Sunday, February 12, 2017
As the length of daylight increases, physiological changes begin to occur in birds. Perhaps during a recent morning walk you've noticed the increased vocalizations of Northern Cardinals and Black-capped Chickadees. It's fascinating how seasonal song behavior is synchronized with the photoperiod. It's thought that the pineal gland helps convey photoperiodic information to the vocal control system of birds, which regulates song behavior. But the avian circadian clock system is even more complex than that.
Recognizing avian phenology is one of many enjoyable aspects about birding and being a birder. On birding listservs and social media groups, birders begin to announce these subtle behavioral queues as part of a trend of something more to come. Sandhill Cranes, Red-winged Blackbirds, Eastern Meadowlarks, and Song Sparrows are among the first to return. One by one, new arrivals and enthusiastic missives accumulate and culminate into the unbridled joy that is the apex of spring migration.
Regardless of experience, birders of any level of expertise enjoy sharing their observations. In all of my other interests, hobbies, and pursuits, I've never found a more sharing group of people. Even if perfect strangers, when one group of birders encounters another in the field, a cordial exchange of sightings and information is virtually guaranteed.
Having said that, I do know that envy occasionally comes into play when a birder passes on an exceptional discovery, especially when its conveyed that the bird probably can't be re-found. Out of politeness, a birder will almost always respond “Oh, nice!” or “How lucky!” or “Cool!” But on the inside they're boiling with jealousy and thinking “Damn it, I want one!”

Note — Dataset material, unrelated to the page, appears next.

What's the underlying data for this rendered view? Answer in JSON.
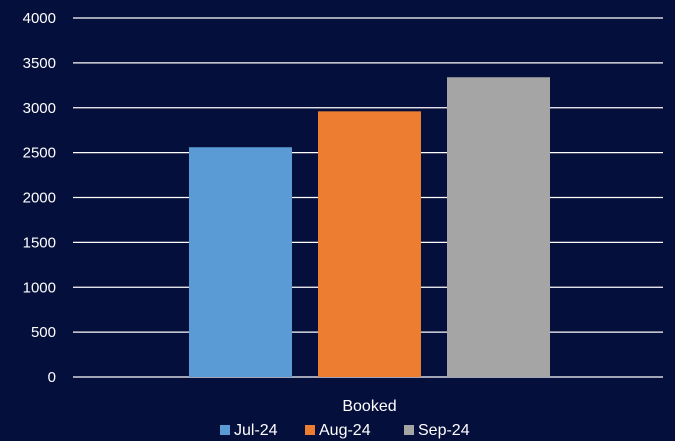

Even in the case of a stringer, skepticism is generally restrained, that is, until eBird reviewers get a hold of the report! There have been times I've been given absolutely absurd reports that prompted me to question the observation. I recall a verbal report of over a dozen Connecticut Warblers in one area along the creek corridor of Pheasant Branch Conservancy. Well, they were Nashville Warblers and the birder took the suggestion with humility and gratitude.
However, there are situations when it's very likely someone made an incorrect field identification and humility is utterly absent. There really isn't much you can do. You can play the skeptic cop only so far and eventually you've got to let it go. Plus, in the scheme of things, does it really matter if someone wants to believe they found a Boreal Chickadee in southern Wisconsin? I mean, it's possible, right?
When it's a patch you frequent, like Pheasant Branch Conservancy for me, you want the data to be accurate. There can be a certain possessiveness about it. Having a new bird species for the conservancy list is exciting, just so long as it's legitimate. For example, there really was a Black-throated Gray Warbler at the conservancy several years ago that multiple birders got to see and photograph, and I missed it by mere minutes. I'm glad it's on the list, but I really wanted to see that bird. For as much time as I spend there, didn't I deserve it? No. Timing is everything.
Spring is just around the corner. But because it's Wisconsin, I'm sure we're good for another wintery blast or two from the arctic. As each week passes, we know whatever snow we do get probably won't last for very long. Though cold snaps can harm the neotropical insectivores of April and May, the birds of February and March are pretty hardy species. Do not fret for the robin in the snow!